Showing posts with label infertility blog. Show all posts
Showing posts with label infertility blog. Show all posts

Monday, June 15, 2015

At Last My Temperature Rose

Day 29 and my temp finally went up. And the next day it was still up. So good so far.

I'm struggling again to interpret my symptoms. We did a good job having sex every two to three days throughout this LONG phase before ovulation. And I saw some cervical mucus, though it never really looked like egg white.

And-- gross out alert--

I got some very different cervical mucus the day that my temperature rose. It was thick and yellow and sticky. Unlike anything I've seen before. Not knowing how to interpret that, I went to the Internet. Which promptly told me that it was an early sign of pregnancy. Oh jeez. It's like WebMD where everything comes up cancer. Just what I need, another potential sign of pregnancy to obsess over.

If my temperatures are even remotely accurate then there is no way for it to be a pregnancy symptom. But oh how I want to believe that it is!

All I can do at this point is keep on eating healthy and tracking my temps.

If there's nothing this cycle then next cycle I think I'm going to try the Mucinex/Robitussin trick to improve the cervical mucus.  Just need to find one that is pure Guaifenesin. You don't want one that has a decongestant, apparently.

Other plans include going back to the doctor to get some more tests done if we aren't pregnant within a couple more cycles. Metformin is a possibility. Clomid is a possibility. 


Wednesday, June 3, 2015

Still Struggling

Still no temperature rise. I'm starting to panic that my cycle is not going to be a normal length and I'm obsessing over what I'm doing wrong.

I am eating really well but I still have challenges. I've been having too much sugar (found a store that sells the coconut ice cream I love). I'm having a hard time not having carbs in the evenings (even though they are complex carbs).

I also need to cut back on dairy more and be careful about soy. The jury is still out on whether soy really does mess with one's cycle and imitate estrogen in the system but to be on the safe side I should avoid it. Which is really hard! (I made a great almond crusted tofu today).
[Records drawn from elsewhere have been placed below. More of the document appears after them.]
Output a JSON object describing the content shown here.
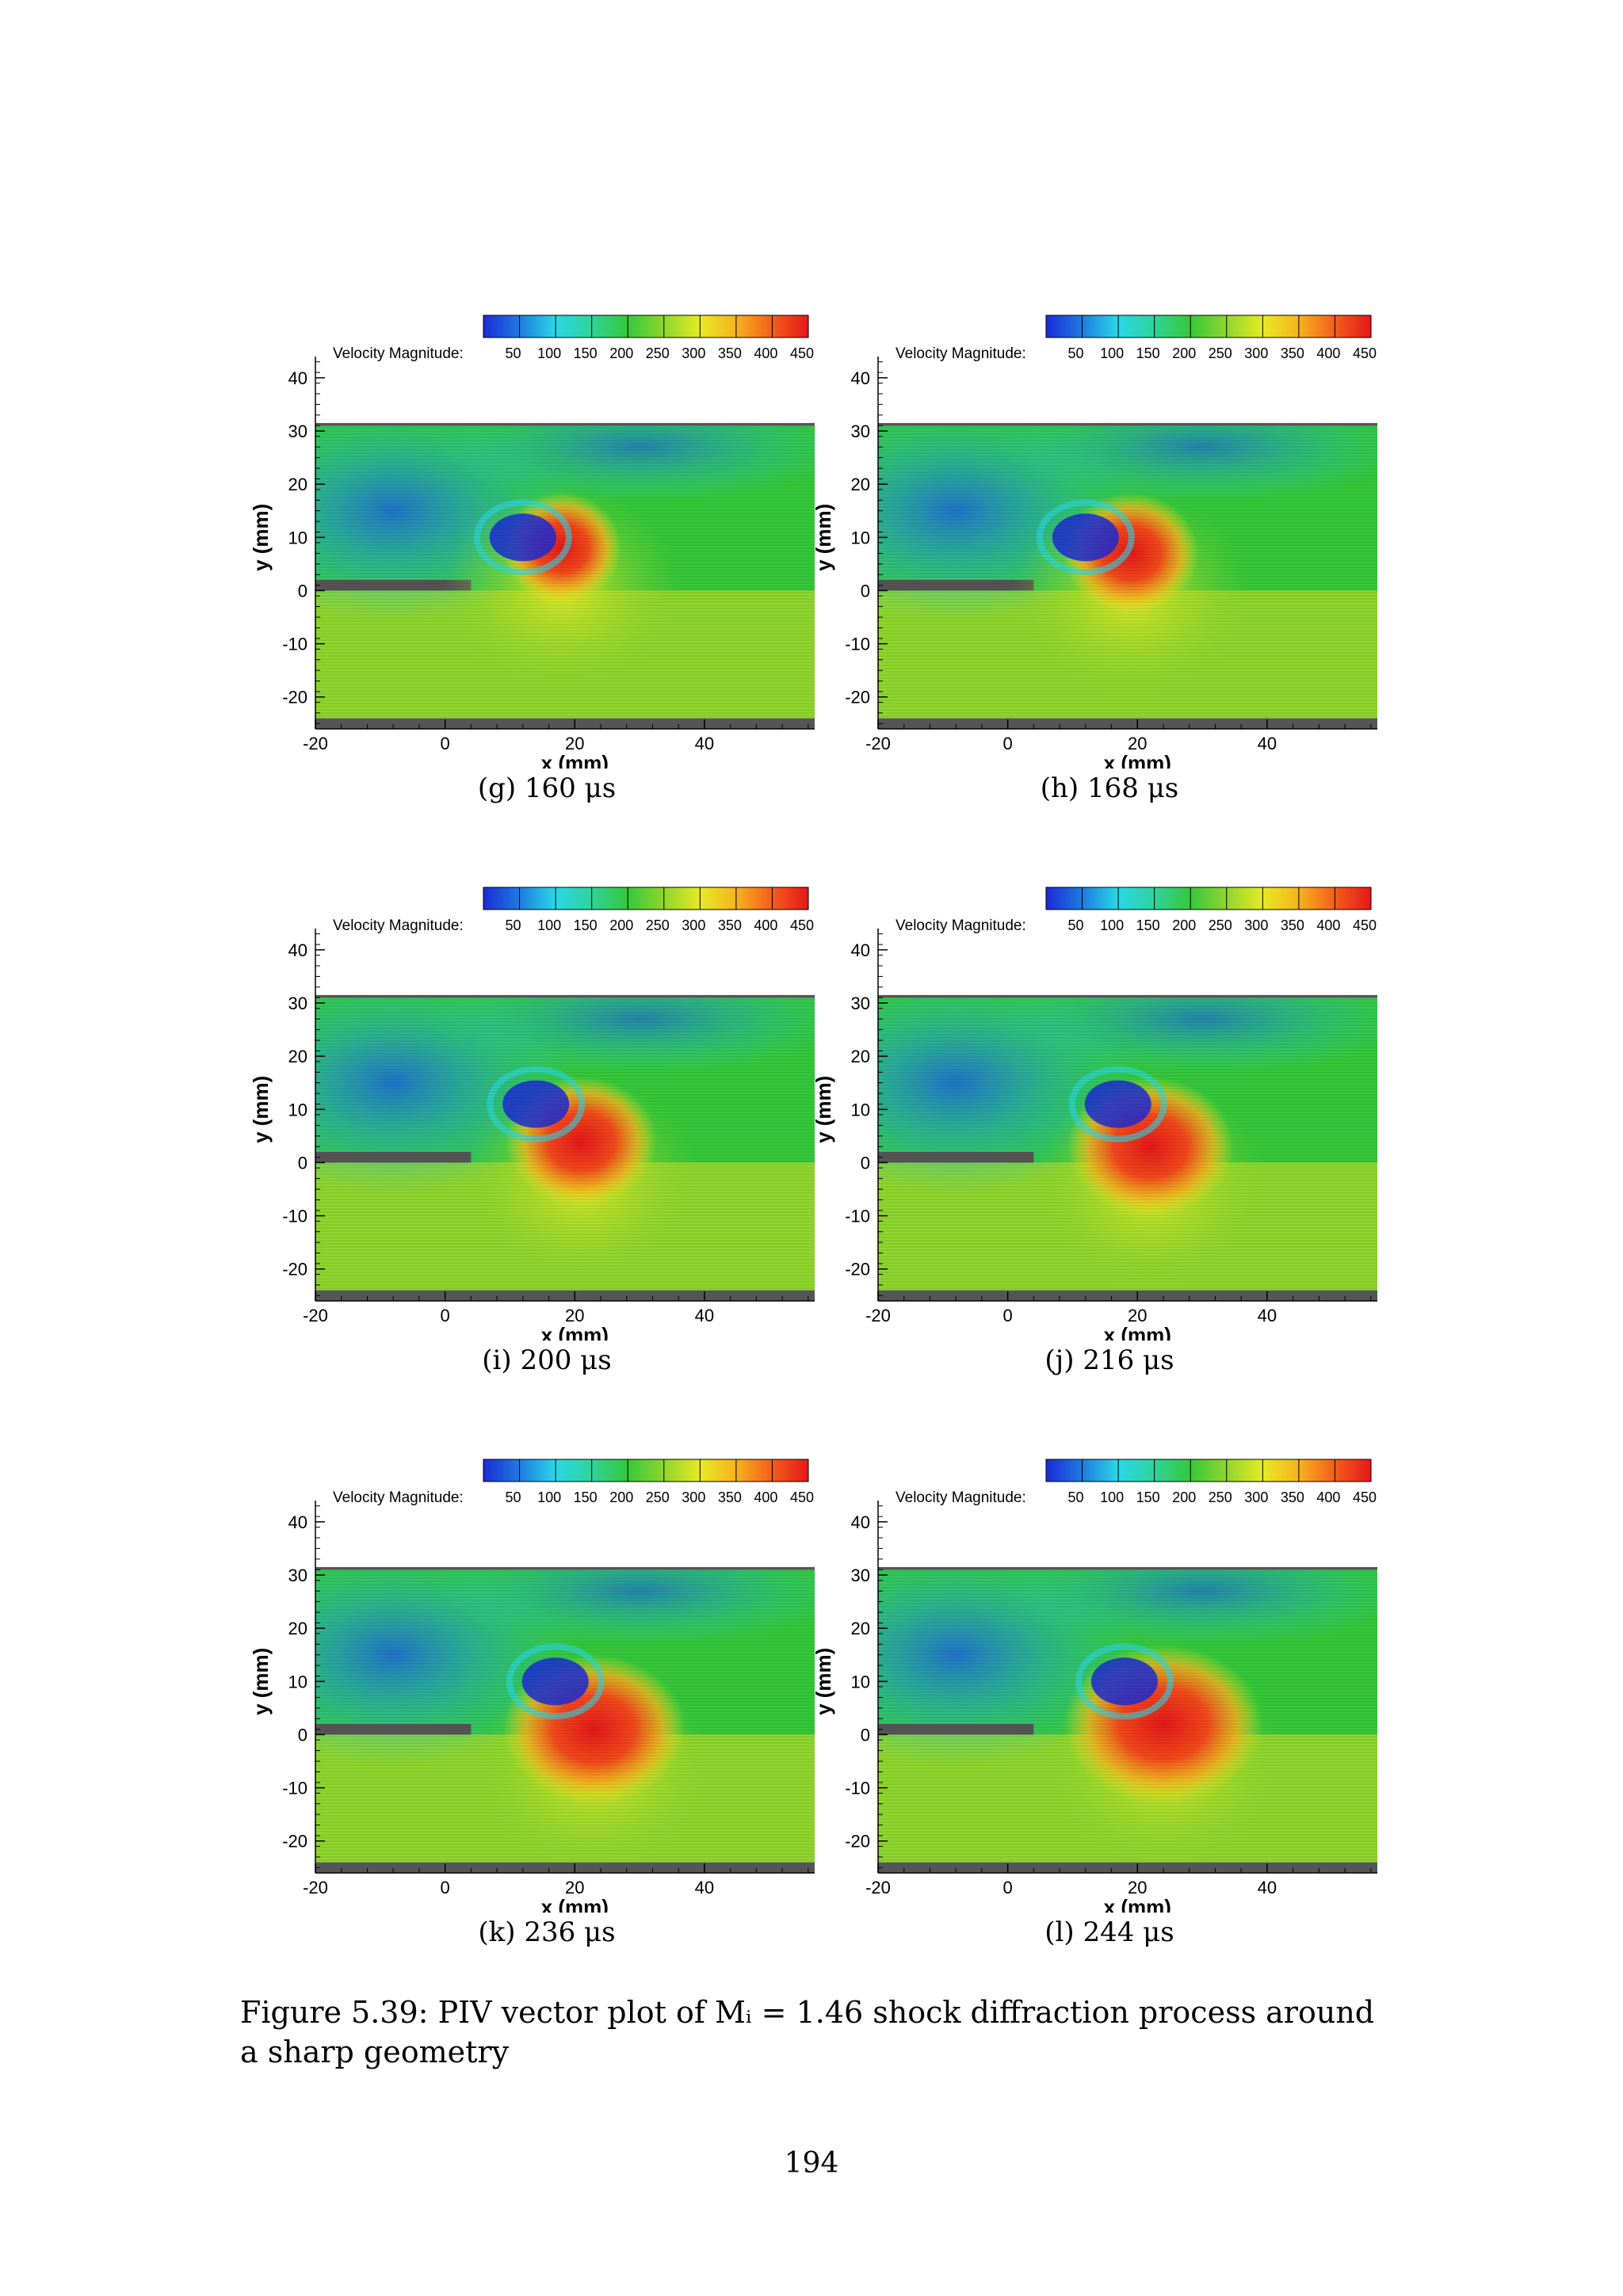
{
  "figure": {
    "caption_label": "Figure 5.39:",
    "caption_text": "PIV vector plot of Mᵢ = 1.46 shock diffraction process around a sharp geometry",
    "page_number": "194"
  },
  "colors": {
    "colormap": [
      "#1b2bd6",
      "#1e7be0",
      "#2ad8e6",
      "#2fd39a",
      "#35c83a",
      "#8fd62d",
      "#e7ea24",
      "#f6b21f",
      "#f35d1b",
      "#e5181a"
    ],
    "background_block": "#555555"
  },
  "chart_data": [
    {
      "type": "heatmap",
      "panel": "(g)",
      "caption": "(g) 160 μs",
      "quantity": "Velocity Magnitude",
      "legend_label": "Velocity Magnitude:",
      "legend_ticks": [
        "50",
        "100",
        "150",
        "200",
        "250",
        "300",
        "350",
        "400",
        "450"
      ],
      "color_range": [
        0,
        450
      ],
      "xlabel": "x (mm)",
      "ylabel": "y (mm)",
      "xticks": [
        "-20",
        "0",
        "20",
        "40"
      ],
      "yticks": [
        "40",
        "30",
        "20",
        "10",
        "0",
        "-10",
        "-20"
      ],
      "xlim": [
        -20,
        57
      ],
      "ylim": [
        -26,
        44
      ],
      "vortex_center": [
        12,
        10
      ],
      "high_speed_peak": [
        18,
        8
      ],
      "max_velocity_region": "red band curving up to y≈16"
    },
    {
      "type": "heatmap",
      "panel": "(h)",
      "caption": "(h) 168 μs",
      "quantity": "Velocity Magnitude",
      "legend_label": "Velocity Magnitude:",
      "legend_ticks": [
        "50",
        "100",
        "150",
        "200",
        "250",
        "300",
        "350",
        "400",
        "450"
      ],
      "color_range": [
        0,
        450
      ],
      "xlabel": "x (mm)",
      "ylabel": "y (mm)",
      "xticks": [
        "-20",
        "0",
        "20",
        "40"
      ],
      "yticks": [
        "40",
        "30",
        "20",
        "10",
        "0",
        "-10",
        "-20"
      ],
      "xlim": [
        -20,
        57
      ],
      "ylim": [
        -26,
        44
      ],
      "vortex_center": [
        12,
        10
      ],
      "high_speed_peak": [
        19,
        7
      ],
      "max_velocity_region": "red band curving up to y≈16"
    },
    {
      "type": "heatmap",
      "panel": "(i)",
      "caption": "(i) 200 μs",
      "quantity": "Velocity Magnitude",
      "legend_label": "Velocity Magnitude:",
      "legend_ticks": [
        "50",
        "100",
        "150",
        "200",
        "250",
        "300",
        "350",
        "400",
        "450"
      ],
      "color_range": [
        0,
        450
      ],
      "xlabel": "x (mm)",
      "ylabel": "y (mm)",
      "xticks": [
        "-20",
        "0",
        "20",
        "40"
      ],
      "yticks": [
        "40",
        "30",
        "20",
        "10",
        "0",
        "-10",
        "-20"
      ],
      "xlim": [
        -20,
        57
      ],
      "ylim": [
        -26,
        44
      ],
      "vortex_center": [
        14,
        11
      ],
      "high_speed_peak": [
        21,
        4
      ],
      "max_velocity_region": "red plume to y≈12"
    },
    {
      "type": "heatmap",
      "panel": "(j)",
      "caption": "(j) 216 μs",
      "quantity": "Velocity Magnitude",
      "legend_label": "Velocity Magnitude:",
      "legend_ticks": [
        "50",
        "100",
        "150",
        "200",
        "250",
        "300",
        "350",
        "400",
        "450"
      ],
      "color_range": [
        0,
        450
      ],
      "xlabel": "x (mm)",
      "ylabel": "y (mm)",
      "xticks": [
        "-20",
        "0",
        "20",
        "40"
      ],
      "yticks": [
        "40",
        "30",
        "20",
        "10",
        "0",
        "-10",
        "-20"
      ],
      "xlim": [
        -20,
        57
      ],
      "ylim": [
        -26,
        44
      ],
      "vortex_center": [
        17,
        11
      ],
      "high_speed_peak": [
        22,
        3
      ],
      "max_velocity_region": "red plume to y≈11"
    },
    {
      "type": "heatmap",
      "panel": "(k)",
      "caption": "(k) 236 μs",
      "quantity": "Velocity Magnitude",
      "legend_label": "Velocity Magnitude:",
      "legend_ticks": [
        "50",
        "100",
        "150",
        "200",
        "250",
        "300",
        "350",
        "400",
        "450"
      ],
      "color_range": [
        0,
        450
      ],
      "xlabel": "x (mm)",
      "ylabel": "y (mm)",
      "xticks": [
        "-20",
        "0",
        "20",
        "40"
      ],
      "yticks": [
        "40",
        "30",
        "20",
        "10",
        "0",
        "-10",
        "-20"
      ],
      "xlim": [
        -20,
        57
      ],
      "ylim": [
        -26,
        44
      ],
      "vortex_center": [
        17,
        10
      ],
      "high_speed_peak": [
        23,
        1
      ],
      "max_velocity_region": "broad red region to y≈10"
    },
    {
      "type": "heatmap",
      "panel": "(l)",
      "caption": "(l) 244 μs",
      "quantity": "Velocity Magnitude",
      "legend_label": "Velocity Magnitude:",
      "legend_ticks": [
        "50",
        "100",
        "150",
        "200",
        "250",
        "300",
        "350",
        "400",
        "450"
      ],
      "color_range": [
        0,
        450
      ],
      "xlabel": "x (mm)",
      "ylabel": "y (mm)",
      "xticks": [
        "-20",
        "0",
        "20",
        "40"
      ],
      "yticks": [
        "40",
        "30",
        "20",
        "10",
        "0",
        "-10",
        "-20"
      ],
      "xlim": [
        -20,
        57
      ],
      "ylim": [
        -26,
        44
      ],
      "vortex_center": [
        18,
        10
      ],
      "high_speed_peak": [
        24,
        2
      ],
      "max_velocity_region": "red region to y≈8"
    }
  ]
}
If stress is really what delayed my ovulation, I need to find a way to relax. Panicking over the role that stress has played is just adding to the stress and making it all worse. I don't know what makes me relax. My husband has his baths that he loves. I nap when I'm stressed. But I need ways to destress when I'm awake. Time to do some research on things to try for relaxing.

Tuesday, June 2, 2015

Day 17

Day 17 and no temperature rise yet.

I know that I had the most stressful experience of my life last week and that stress can delay ovulation...but for how long? How do I relax and let my body know that it's okay?

As always happens to me these days, I feel fear and panic over whether my body is going to make the transition to the next step or not.